A one megapixel camera with the onboard video analytics was able to detect a human at a distance of about 350' and an angle of view of about 30 degrees in non-ideal conditions. Rules could be set for a "virtual fence" or intrusion into a pre-defined area. Rules could be set for directional travel, object left behind, crowd formation and some other conditions. Artificial intelligence for video surveillance is widely used in China. See Mass surveillance in China.

Talk-down

One of the most powerful features of the system is that a human officer or operator, receiving an alert from the A.I., could immediately talk down over outdoor public address loudspeakers to the intruder. This had high deterrence value as most crimes are opportunistic and the risk of capture to the intruder becomes so pronounced when a live person is talking to them that they are very likely to desist from intrusion and to retreat. The security officer would describe the actions of the intruder so that the intruder had no doubt that a real person was watching them. The officer would announce that the intruder was breaking the law and that law enforcement was being contacted and that they were being video-recorded.^[8]

Verified breach report

The police receive a tremendous number of false alarms from burglar alarms. In fact the security industry reports that over 98% of such alarms are false ones. Accordingly, the police give very low priority response to burglar alarms and can take from twenty minutes to two hours to respond to the site. By contrast, the video analytic-detected crime is reported to the central monitoring officer, who verifies with his or her own eyes that it is a real crime in progress. He or she then dispatches to the police who give such calls their highest priority.

Behavioural analytics

Active environments

While rule-based video analytics worked economically and reliably for many security applications there are many situations in which it cannot work.^[9] For an indoor or outdoor area where no one belongs during certain times of day, for example overnight, or for areas where no one belongs at any time such as a cell tower, traditional rule-based analytics are perfectly appropriate. In the example of a cell tower the rare time that a service technician may need to access the area would simply require calling in with a pass-code to put the monitoring response "on test" or inactivated for the brief time the authorized person was there.

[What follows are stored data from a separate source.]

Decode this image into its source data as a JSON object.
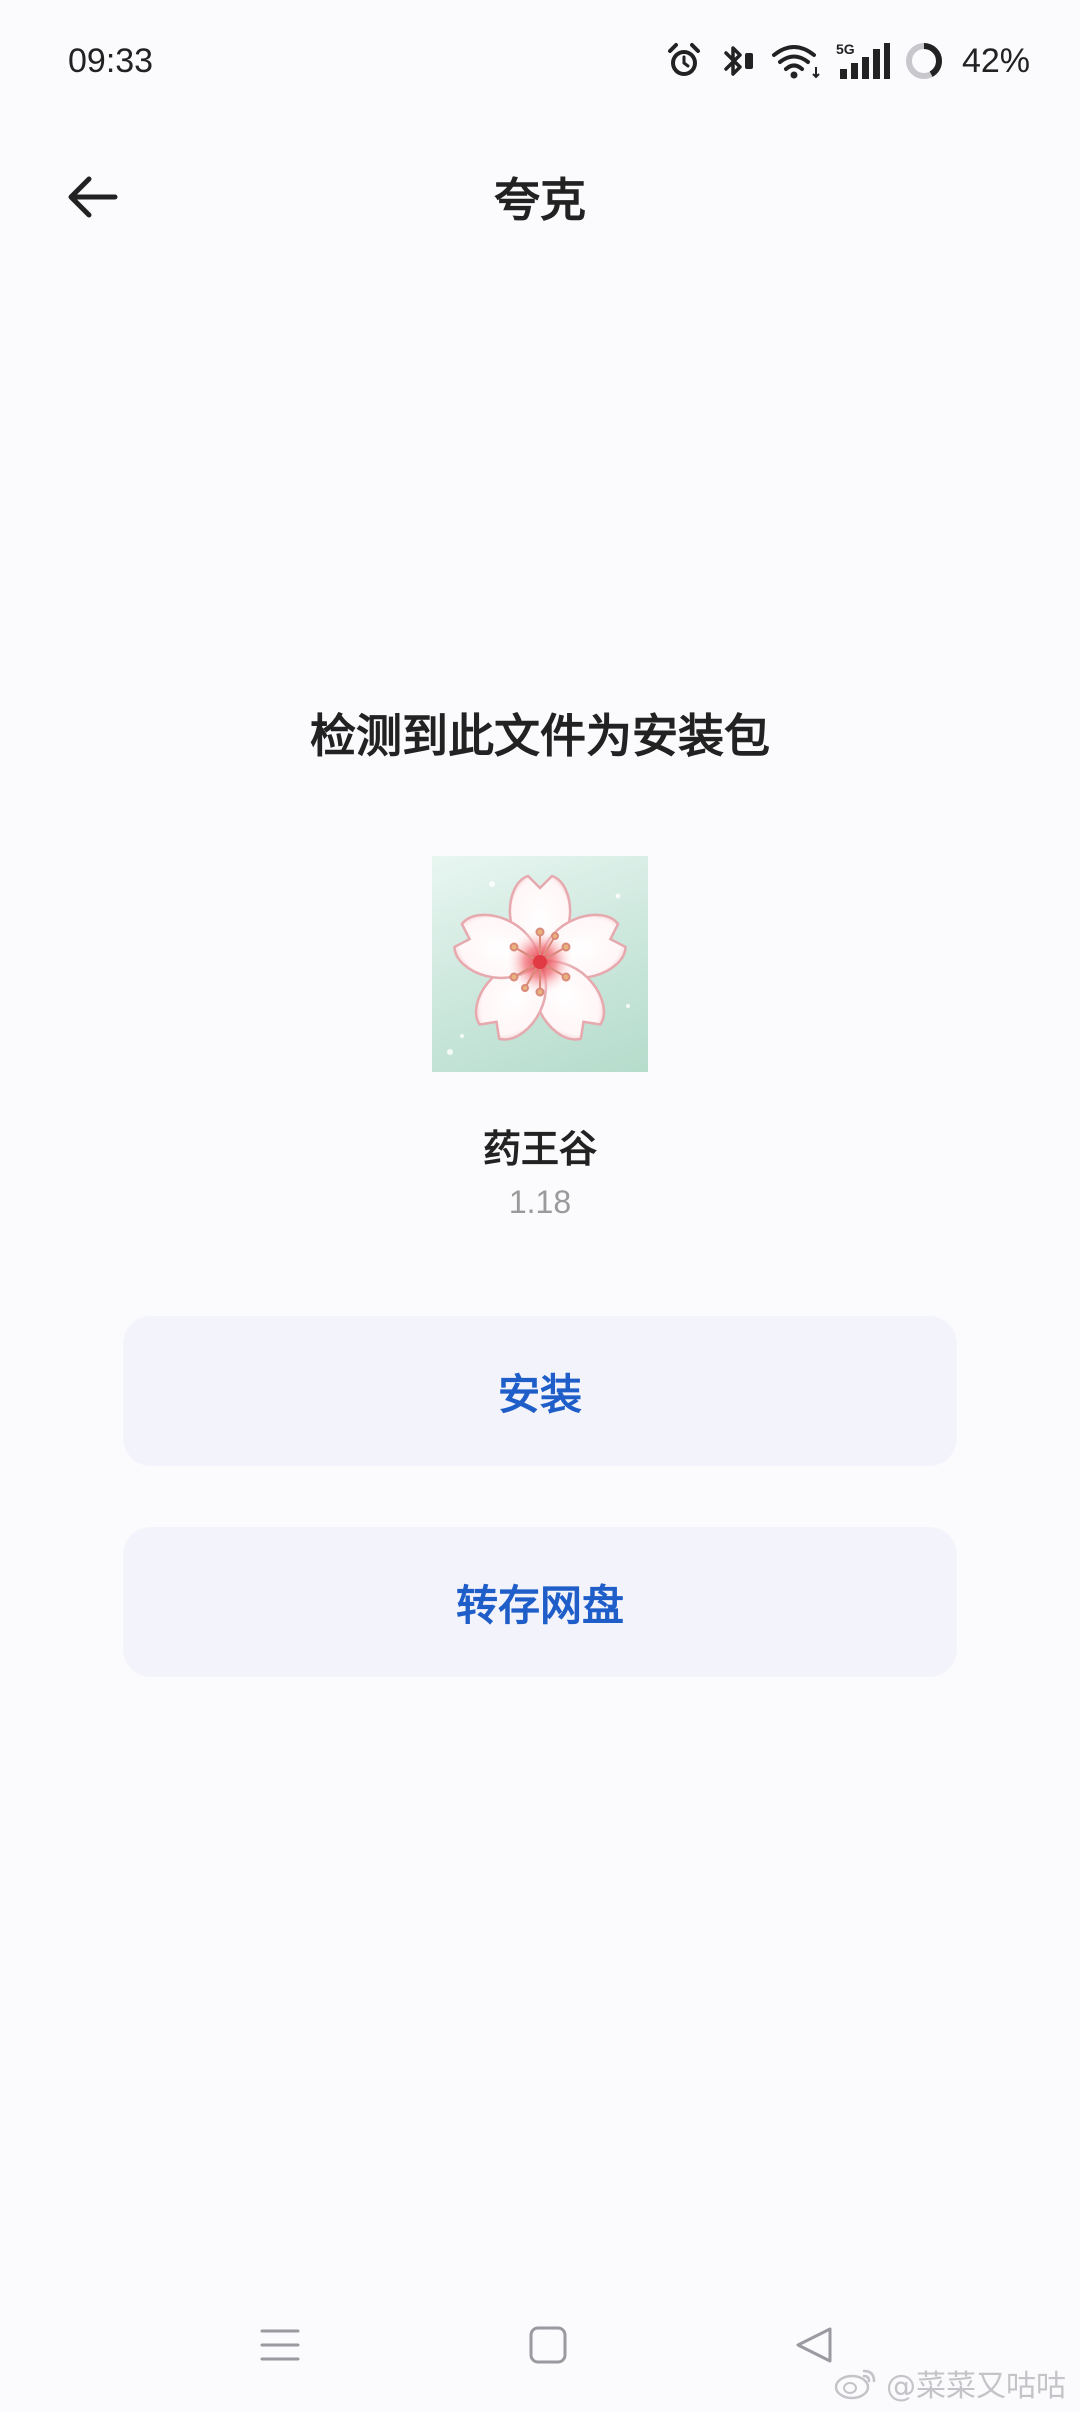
{
  "status_bar": {
    "time": "09:33",
    "network": "5G",
    "battery": "42%",
    "battery_level": 0.42
  },
  "header": {
    "title": "夸克",
    "back_icon": "arrow-left-icon"
  },
  "main": {
    "headline": "检测到此文件为安装包",
    "app": {
      "icon": "cherry-blossom-icon",
      "name": "药王谷",
      "version": "1.18"
    },
    "buttons": {
      "install_label": "安装",
      "save_label": "转存网盘"
    }
  },
  "nav_bar": {
    "menu_icon": "menu-icon",
    "home_icon": "home-square-icon",
    "back_icon": "back-triangle-icon"
  },
  "watermark": {
    "text": "@菜菜又咕咕"
  },
  "colors": {
    "accent": "#1f5ec9",
    "button_bg": "#f3f4fb",
    "background": "#fbfbfd",
    "text": "#222222",
    "muted": "#9a9a9a"
  }
}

But there are many security needs in active environments in which hundreds or thousands of people belong all over the place all the time. For example, a college campus, an active factory, a hospital or any active operating facility. It is not possible to set rules that would discriminate between legitimate people and criminals or wrong-doers.

Overcoming the problem of active environments

Using behavioral analytics, a self-learning, non-rule-based A.I. takes the data from video cameras and continuously classifies objects and events that it sees. For example, a person crossing a street is one classification. A group of people is another classification. A vehicle is one classification, but with continued learning a public bus would be discriminated from a small truck and that from a motorcycle. With increasing sophistication, the system recognizes patterns in human behavior. For example, it might observe that individuals pass through a controlled access door one at a time. The door opens, the person presents their proximity card or tag, the person passes through and the door closes. This pattern of activity, observed repeatedly, forms a basis for what is normal in the view of the camera observing that scene. Now if an authorized person opens the door but a second "tail-gating" unauthorized person grabs the door before it closes and passes through, that is the sort of anomaly that would create an alert. This type of analysis is much more complex than the rule-based analytics. While the rule-based analytics work mainly to detect intruders into areas where no one is normally present at defined times of day, the behavioral analytics works where people are active to detect things that are out of the ordinary.

A fire breaking out outdoors would be an unusual event and would cause an alert, as would a rising cloud of smoke. Vehicles driving the wrong way into a one-way driveway would also typify the type of event that has a strong visual signature and would deviate from the repeatedly observed pattern of vehicles driving the correct one-way in the lane. Someone thrown to the ground by an attacker would be an unusual event that would likely cause an alert. This is situation-specific. So if the camera viewed a gymnasium where wrestling was practiced the A.I. would learn it is usual for one human to throw another to the ground, in which case it would not alert on this observation.

What the artificial intelligence 'understands'

The A.I. does not know or understand what a human is, or a fire, or a vehicle. It is simply finding characteristics of these things based on their size, shape, color, reflectivity, angle, orientation, motion, and so on. It then finds that the objects it has classified have typical patterns of behavior. For example, humans walk on sidewalks and sometimes on streets but they don't climb up the sides of buildings very often. Vehicles drive on streets but don't drive on sidewalks. Thus the anomalous behavior of someone scaling a building or a vehicle veering onto a sidewalk would trigger an alert.

Varies from traditional mindset of security systems

Typical alarm systems are designed to not miss true positives (real crime events) and to have as low of a false alarm rate as possible. In that regard, burglar alarms miss very few true positives but have a very high false alarm rate even in the controlled indoor environment. Motion detecting cameras miss some true positives but are plagued with overwhelming false alarms in an outdoor environment. Rule-based analytics reliably detect most true positives and have a low rate of false positives but cannot perform in active environments, only in empty ones. Also they are limited to the simple discrimination of whether an intruder is present or not.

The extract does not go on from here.